Ladd didn’t say anything. I studied his face, which tended to flush pink around his cheeks and jawline, especially when he’d been drinking. Part of me wanted to reach out and touch him, reassure him. But I worried that might unlock whatever anger he was trying so hard to hold in. When he finally spoke, it was in that same tone, trying to sound calm but with an edge that threatened to break at any moment.

“Girls always loved Charlie,” he said. Which I didn’t want to hear, any more than I had years before, when Eli had tried to tell me.

Ladd went on, not looking at me. “Remember what Eli said? ‘Another girlfriend in common with Charlie.’ Like there had been a hundred. Really it was just one girl in particular. Her name was Robin. I met her my freshman year at Cornell and she came back here with me for the summer. Then she met Charlie. Need to hear more?”

If I said no, it might sound like Of course she left you for him. I brought my fingers to his cheek, very lightly. He kept his eyes on the artificial blue of the pool water, tensing as if he didn’t want me to touch him. I lowered my hand to pet the dog instead.

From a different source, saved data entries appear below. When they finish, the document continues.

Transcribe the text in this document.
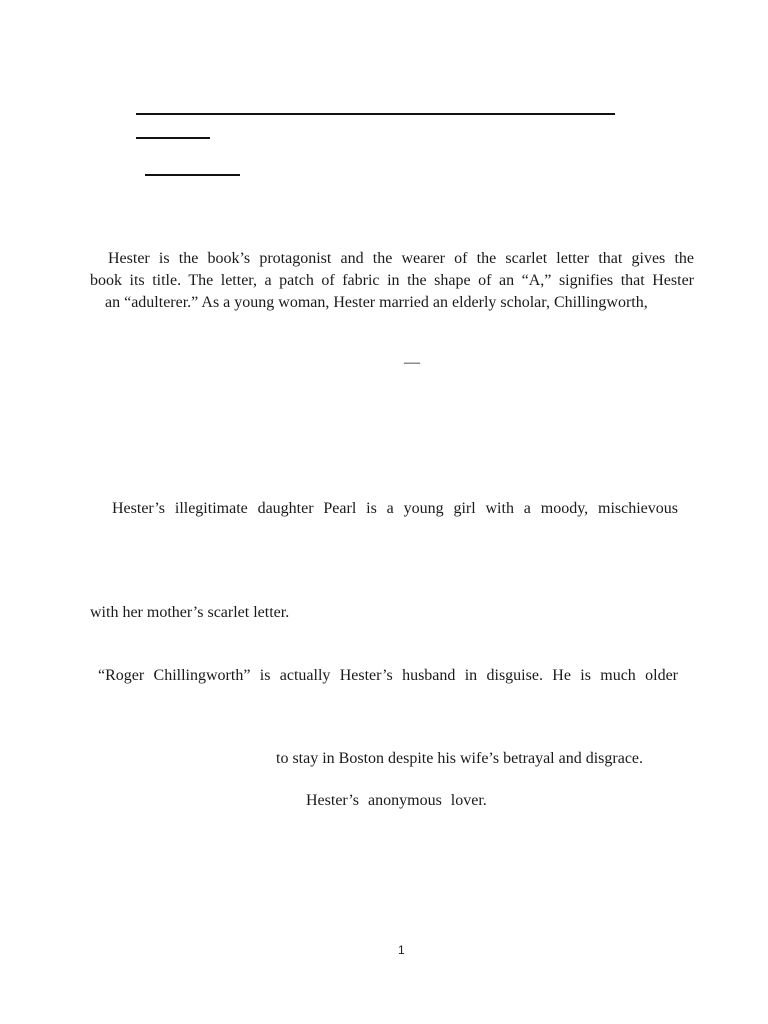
Hester is the book’s protagonist and the wearer of the scarlet letter that gives the
book its title. The letter, a patch of fabric in the shape of an “A,” signifies that Hester
an “adulterer.” As a young woman, Hester married an elderly scholar, Chillingworth,
—
Hester’s illegitimate daughter Pearl is a young girl with a moody, mischievous
with her mother’s scarlet letter.
“Roger Chillingworth” is actually Hester’s husband in disguise. He is much older
to stay in Boston despite his wife’s betrayal and disgrace.
Hester’s anonymous lover.
1
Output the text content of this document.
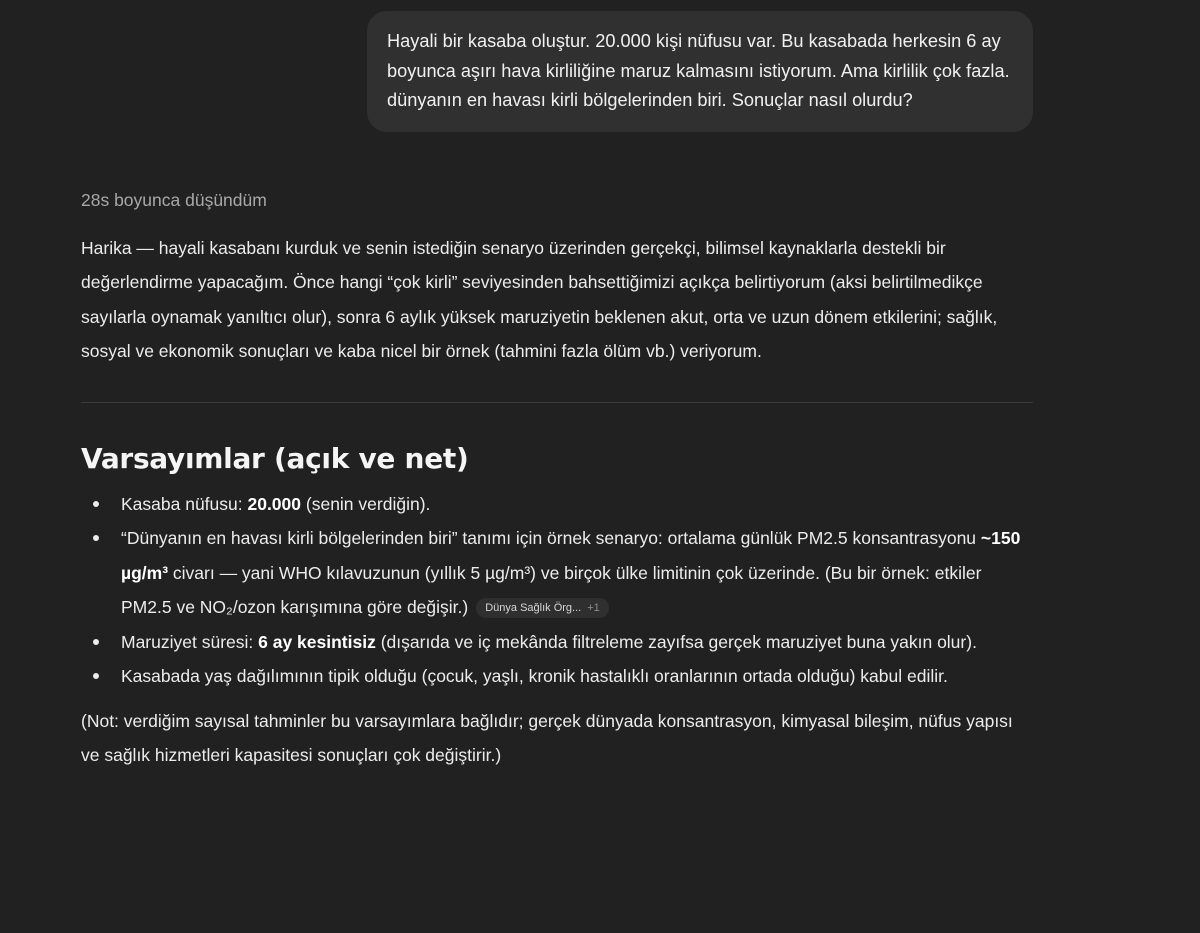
Hayali bir kasaba oluştur. 20.000 kişi nüfusu var. Bu kasabada herkesin 6 ay boyunca aşırı hava kirliliğine maruz kalmasını istiyorum. Ama kirlilik çok fazla. dünyanın en havası kirli bölgelerinden biri. Sonuçlar nasıl olurdu?
28s boyunca düşündüm
Harika — hayali kasabanı kurduk ve senin istediğin senaryo üzerinden gerçekçi, bilimsel kaynaklarla destekli bir değerlendirme yapacağım. Önce hangi “çok kirli” seviyesinden bahsettiğimizi açıkça belirtiyorum (aksi belirtilmedikçe sayılarla oynamak yanıltıcı olur), sonra 6 aylık yüksek maruziyetin beklenen akut, orta ve uzun dönem etkilerini; sağlık, sosyal ve ekonomik sonuçları ve kaba nicel bir örnek (tahmini fazla ölüm vb.) veriyorum.
Varsayımlar (açık ve net)
Kasaba nüfusu: 20.000 (senin verdiğin).
“Dünyanın en havası kirli bölgelerinden biri” tanımı için örnek senaryo: ortalama günlük PM2.5 konsantrasyonu ~150 µg/m³ civarı — yani WHO kılavuzunun (yıllık 5 µg/m³) ve birçok ülke limitinin çok üzerinde. (Bu bir örnek: etkiler PM2.5 ve NO₂/ozon karışımına göre değişir.) Dünya Sağlık Örg... +1
Maruziyet süresi: 6 ay kesintisiz (dışarıda ve iç mekânda filtreleme zayıfsa gerçek maruziyet buna yakın olur).
Kasabada yaş dağılımının tipik olduğu (çocuk, yaşlı, kronik hastalıklı oranlarının ortada olduğu) kabul edilir.
(Not: verdiğim sayısal tahminler bu varsayımlara bağlıdır; gerçek dünyada konsantrasyon, kimyasal bileşim, nüfus yapısı ve sağlık hizmetleri kapasitesi sonuçları çok değiştirir.)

“But before that,” he said. “Summers when we were kids. Once we were thirteen or so. Any girl . . . the girls we met. On the beach. Yacht Club dances, that sort of thing. They mostly liked Charlie. They all liked Charlie. You asked why we stopped being friends. I guess that’s mostly why. Robin was the final nail in the coffin. I had to see him, sometimes, because of our families. Obviously I still do. But I never really want to. You know?”

“What happened,” I said, “with Charlie and Robin?”

“He broke her heart. She came running to me. I dropped out of school and went to Alaska instead of taking her back.”

“Oh,” I said. “That girl.”

“Yeah. That girl.”

“I’m sorry,” I said. “I love you.”

“Do you.”

“Yes. I really do.”

“You know what Robin said when she broke up with me? She said I was too intense. Charlie was playful, she said. He was fun.”

Charlie is unattainable, I thought. Ethereal, beautiful, charming. Nothing I could say about Charlie would be in any way comforting, except the one word Eli had used, way back when.

“He’s a womanizer,” I said.

Finally Ladd turned to look at me. “Yeah,” he said. “A fun and playful womanizer. You know what I think he would do? If he saw his fiancée walking down to the beach holding some other guy’s hand?”

I waited for a moment, raising the wineglass to my lips. Before I could take a sip, Ladd put his hand at the small of my back and pushed me into the pool. The shove was a little too abrupt, too hard, to own the word playful. My glass went flying, erupting in a pale arc of Pinot Grigio until it landed, still a quarter full, to bob beneath the diving board. I treaded water in my red Calvin Klein dress, which had originally cost $400, but which I had bought on sale for $149—the most I’d ever spent on a single garment. I hadn’t yet looked at the care label, but I had a good idea it said Dry Clean Only. The dog jumped in after me, paddling in noisy circles.